Londra, una delle mete principali dei giovani che vanno all'estero per lavoro
Distretto finanziario di Londra
Quindi anche Paesi dalle economie più tradizionali come l’Italia possono beneficiare di questa maggiore qualità e innovazione nel lavoro?

«In Italia, ad esempio, così come anche in Francia, c’è una grande abbondanza di capitale umano di prim’ordine. Se si riuscirà a spianare la strada agli investimenti di conseguenza anche la forza lavoro acquisterà alta qualità e maggiore competitività sul mercato, e questo fenomeno si arricchirebbe con il ritorno di tanti che oggi sono impiegati all’estero.
Anche per questo l’attuale emigrazione intellettuale non va vista come una piaga ma come una risorsa da poter acquisire quando inizierà la ripresa del nostro sistema produttivo».

Lei ha scritto che gli amministratori delle città che sono state fatte bersaglio dalla crescita dovrebbero rimuovere tutti gli ostacoli anche allo sviluppo infrastrutturale. Ma questa nuova industria dominata da software e high-tech non è troppo volatile per fornire garanzie di lunga durata dell’impiego?
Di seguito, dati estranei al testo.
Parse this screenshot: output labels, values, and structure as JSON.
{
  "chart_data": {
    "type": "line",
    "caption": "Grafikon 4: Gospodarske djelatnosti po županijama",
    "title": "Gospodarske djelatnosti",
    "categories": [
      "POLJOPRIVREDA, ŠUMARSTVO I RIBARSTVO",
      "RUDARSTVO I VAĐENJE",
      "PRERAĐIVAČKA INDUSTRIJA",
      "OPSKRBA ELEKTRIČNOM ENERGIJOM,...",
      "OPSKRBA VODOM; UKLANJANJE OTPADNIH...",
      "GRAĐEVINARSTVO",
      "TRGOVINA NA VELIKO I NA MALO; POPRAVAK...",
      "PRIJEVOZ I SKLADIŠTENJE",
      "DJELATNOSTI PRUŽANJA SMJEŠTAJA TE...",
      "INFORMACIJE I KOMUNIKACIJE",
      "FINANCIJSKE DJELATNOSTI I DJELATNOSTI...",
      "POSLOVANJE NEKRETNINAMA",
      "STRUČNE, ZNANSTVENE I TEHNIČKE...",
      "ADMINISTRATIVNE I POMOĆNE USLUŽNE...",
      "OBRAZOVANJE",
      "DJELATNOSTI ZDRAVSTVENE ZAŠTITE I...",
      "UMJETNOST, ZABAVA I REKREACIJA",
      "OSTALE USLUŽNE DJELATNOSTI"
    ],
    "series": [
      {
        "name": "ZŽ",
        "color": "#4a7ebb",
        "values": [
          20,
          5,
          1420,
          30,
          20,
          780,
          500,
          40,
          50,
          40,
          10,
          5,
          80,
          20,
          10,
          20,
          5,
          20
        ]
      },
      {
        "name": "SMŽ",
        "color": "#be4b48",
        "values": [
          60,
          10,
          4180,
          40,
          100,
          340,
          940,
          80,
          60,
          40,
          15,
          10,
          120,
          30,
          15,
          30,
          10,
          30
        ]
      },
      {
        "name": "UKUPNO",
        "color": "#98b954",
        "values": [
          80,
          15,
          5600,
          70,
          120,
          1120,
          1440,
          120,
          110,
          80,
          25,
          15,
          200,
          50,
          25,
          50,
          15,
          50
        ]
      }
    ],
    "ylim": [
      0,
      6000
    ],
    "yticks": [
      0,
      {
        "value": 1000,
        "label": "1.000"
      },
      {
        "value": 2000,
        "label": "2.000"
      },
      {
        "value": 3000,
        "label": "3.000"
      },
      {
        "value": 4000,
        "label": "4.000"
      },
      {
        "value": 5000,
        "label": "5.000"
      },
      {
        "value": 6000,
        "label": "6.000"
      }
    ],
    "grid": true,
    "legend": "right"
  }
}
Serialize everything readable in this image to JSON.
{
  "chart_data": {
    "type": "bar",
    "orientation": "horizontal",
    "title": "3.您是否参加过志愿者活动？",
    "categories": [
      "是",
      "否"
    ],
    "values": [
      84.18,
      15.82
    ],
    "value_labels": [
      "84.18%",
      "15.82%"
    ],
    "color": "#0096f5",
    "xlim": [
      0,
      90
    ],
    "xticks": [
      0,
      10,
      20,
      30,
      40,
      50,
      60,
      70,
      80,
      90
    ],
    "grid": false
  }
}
«Certo la costruzione di una fabbrica di automobili il secolo scorso era più tangibile e duratura, ma è un errore pensare che l’industria odierna non offra stabilità. Le aziende possono andare e venire, passare dall’hardware al software, dai social media alla intelligenza artificiale fino alla realizzazione di grandi opere complesse. Ma il capitale umano che hanno attirato resta, ed è l’alta concentrazione di creatività ad assicurare lavoro nel tempo in una data zona».

Abbiamo parlato finora esclusivamente di alta specializzazione. Ma cosa accade ai lavoratori meno qualificati?

«Sono i primi ad essere beneficiati dallo sviluppo del lavoro di alta qualità, perché l’indotto che si forma a partire dalle aziende più innovative cresce in modo esponenziale alla loro base. È questo rapporto di simbiosi che continua a fare grande New York, una città che attrae un’enorme massa di nuovi immigrati a bassa qualifica, ma nella quale al tempo stesso continua ad arrivare la selezione migliore delle menti creative. Non si può avere una di queste componenti in mancanza dell’altra. È l’interazione dei due gruppi sociali che fa la grandezza di una città».